Mobius Bionics announced the LUKE arm on July 8, in partnership with the DEKA Research and Development Corporation. The biggest challenge of creating a lifelike arm is replicating the complicated and subtle interactions between all of the arm’s moving parts in a natural way, but LUKE, which stands for Life Under Kinetic Evolution, gets closer than most previous designs. It’s the first prosthetic arm approved in the U.S. Food and Drug Administration’s new “integrated prosthetic arm category,” and it will be available commercially in late 2016.
“Up to this point, design in prosthetic arms has been limited to incremental changes,” Dean Kamen, president of DEKA, says in a press release. “We developed the LUKE arm to change the game for amputees — creating an innovative, integrated system that offers greater functionality and independence to our wounded warriors and other amputees.”
The arm allows disabled people to do things that others take for granted, like lifting groceries from the floor to the table, moving while holding a glass of water, and scratching as much of your back as humanly possible yet never quite reaching the itch.

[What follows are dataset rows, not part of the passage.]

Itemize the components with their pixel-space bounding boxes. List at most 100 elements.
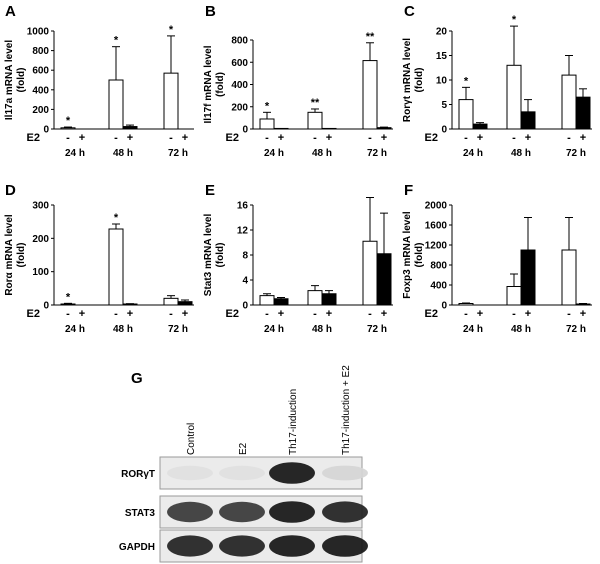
blot-band bbox=[219, 535, 265, 557]
lane-label: Th17-induction + E2 bbox=[341, 365, 352, 455]
time-group-label: 24 h bbox=[463, 324, 483, 335]
y-tick-label: 5 bbox=[441, 100, 447, 111]
blot-band bbox=[167, 535, 213, 557]
blot-band bbox=[219, 465, 265, 481]
plus-sign: + bbox=[182, 132, 188, 144]
y-tick-label: 600 bbox=[231, 58, 248, 69]
blot-band bbox=[322, 535, 368, 557]
panel-letter: B bbox=[205, 3, 216, 20]
lane-label: Th17-induction bbox=[288, 389, 299, 455]
lane-label: Control bbox=[186, 423, 197, 455]
treatment-label: E2 bbox=[27, 308, 40, 320]
y-tick-label: 0 bbox=[441, 301, 447, 312]
significance-marker: ** bbox=[366, 31, 375, 43]
time-group-label: 24 h bbox=[264, 148, 284, 159]
bar-72h-e2-minus bbox=[561, 249, 577, 306]
y-tick-label: 600 bbox=[32, 66, 49, 77]
treatment-label: E2 bbox=[425, 308, 438, 320]
minus-sign: - bbox=[265, 308, 269, 320]
bar-72h-e2-minus bbox=[163, 72, 179, 130]
panel-letter: G bbox=[131, 370, 143, 387]
panel-letter: D bbox=[5, 182, 16, 199]
minus-sign: - bbox=[368, 308, 372, 320]
y-tick-label: 4 bbox=[242, 276, 248, 287]
bar-48h-e2-plus bbox=[520, 249, 536, 306]
time-group-label: 24 h bbox=[65, 324, 85, 335]
bar-48h-e2-minus bbox=[307, 111, 323, 130]
significance-marker: ** bbox=[311, 97, 320, 109]
blot-band bbox=[167, 465, 213, 481]
treatment-label: E2 bbox=[226, 132, 239, 144]
y-axis-label: Rorγt mRNA level(fold) bbox=[402, 38, 425, 122]
bar-72h-e2-plus bbox=[376, 127, 392, 130]
treatment-label: E2 bbox=[27, 132, 40, 144]
minus-sign: - bbox=[368, 132, 372, 144]
y-tick-label: 0 bbox=[43, 125, 49, 136]
panel-letter: F bbox=[404, 182, 413, 199]
minus-sign: - bbox=[313, 308, 317, 320]
time-group-label: 48 h bbox=[312, 148, 332, 159]
blot-row-label: GAPDH bbox=[119, 542, 155, 553]
y-tick-label: 20 bbox=[436, 27, 448, 38]
bar-48h-e2-plus bbox=[520, 111, 536, 130]
bar-48h-e2-minus bbox=[108, 228, 124, 306]
bar-48h-e2-plus bbox=[122, 126, 138, 130]
blot-band bbox=[269, 501, 315, 523]
y-tick-label: 800 bbox=[430, 261, 447, 272]
y-tick-label: 0 bbox=[441, 125, 447, 136]
significance-marker: * bbox=[114, 212, 119, 224]
y-tick-label: 2000 bbox=[425, 201, 448, 212]
plus-sign: + bbox=[525, 308, 531, 320]
y-axis-label: Stat3 mRNA level(fold) bbox=[203, 214, 226, 297]
time-group-label: 48 h bbox=[511, 148, 531, 159]
significance-marker: * bbox=[265, 100, 270, 112]
minus-sign: - bbox=[512, 308, 516, 320]
plus-sign: + bbox=[381, 308, 387, 320]
bar-72h-e2-plus bbox=[575, 303, 591, 306]
bar-72h-e2-plus bbox=[177, 301, 193, 306]
bar-72h-e2-minus bbox=[561, 74, 577, 130]
minus-sign: - bbox=[464, 132, 468, 144]
bar-48h-e2-minus bbox=[506, 286, 522, 306]
bar-72h-e2-minus bbox=[362, 240, 378, 306]
minus-sign: - bbox=[114, 132, 118, 144]
bar-24h-e2-minus bbox=[458, 99, 474, 130]
time-group-label: 24 h bbox=[264, 324, 284, 335]
time-group-label: 72 h bbox=[566, 324, 586, 335]
bar-24h-e2-plus bbox=[273, 298, 289, 306]
y-tick-label: 300 bbox=[32, 201, 49, 212]
time-group-label: 48 h bbox=[113, 148, 133, 159]
y-tick-label: 12 bbox=[237, 226, 249, 237]
time-group-label: 24 h bbox=[65, 148, 85, 159]
blot-band bbox=[322, 501, 368, 523]
bar-72h-e2-minus bbox=[163, 297, 179, 306]
y-axis-label: Rorα mRNA level(fold) bbox=[4, 214, 27, 296]
y-tick-label: 800 bbox=[231, 36, 248, 47]
minus-sign: - bbox=[464, 308, 468, 320]
y-tick-label: 800 bbox=[32, 46, 49, 57]
plus-sign: + bbox=[580, 308, 586, 320]
minus-sign: - bbox=[265, 132, 269, 144]
significance-marker: * bbox=[169, 24, 174, 36]
panel-letter: E bbox=[205, 182, 215, 199]
minus-sign: - bbox=[313, 132, 317, 144]
bar-24h-e2-minus bbox=[458, 303, 474, 306]
y-tick-label: 1600 bbox=[425, 221, 448, 232]
time-group-label: 48 h bbox=[113, 324, 133, 335]
y-tick-label: 100 bbox=[32, 267, 49, 278]
time-group-label: 24 h bbox=[463, 148, 483, 159]
western-blot: G Control E2 Th17-induction Th17-induction +… bbox=[119, 365, 368, 563]
blot-band bbox=[269, 462, 315, 484]
plus-sign: + bbox=[79, 308, 85, 320]
time-group-label: 48 h bbox=[312, 324, 332, 335]
blot-band bbox=[269, 535, 315, 557]
plus-sign: + bbox=[127, 132, 133, 144]
lane-label: E2 bbox=[238, 442, 249, 455]
y-tick-label: 200 bbox=[231, 102, 248, 113]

Here’s someone demonstrating the cool hand, LUKE, by picking up a bunch of eggs (we’re assuming they’re hard boiled).
The money behind it, unsurprisingly, is from the military. LUKE was funded by DARPA’s Revolutionizing Prosthetics program and other military cash infusions. Work on the arm started in 2006, five years into the war in Afghanistan and three years into the war in Iraq, as military scientists worked toward “creating a prosthetic with near-natural control” for wounded soldiers, the press release says.
According to the Department of Veterans Affairs six percent of the military’s wounded soldiers have lost a limb, and the total number of veterans using prosthetics and related products from the VA has increased more than 70 percent since 2000, which means thousands of veterans will benefit from more advanced and effective prosthetics.
While prosthetic technology hasn’t developed enough to make brain-controlled, finger-waggling hands a commercial reality, LUKE is a nice middle ground.
Depending on need, the arm can be installed at the radial (mid forearm), humeral (mid upper arm), or the shoulder. Each of the joints can work independently, and the hand has preprogrammed grips, complete with a sensor that provides grip force feedback. The force sensor lets users hold things as fragile as a single grape and substantially improves their dexterity.
Mobius Bionics is part of Segway inventor Kamen’s forays into healthcare robotics. While the Segway is mostly a silly novelty reserved for police departments with overinflated budgets and Silicon Valley tech bros, Kamen has an impressive list of medical innovations among his more than 440 patents around the world.
Robotics technology is going to make being a human much, much better, and hopefully it will continue to make life better for those affected by war. Until the world decides it has had enough of violence, advanced prosthetics will be a large part of the conversation.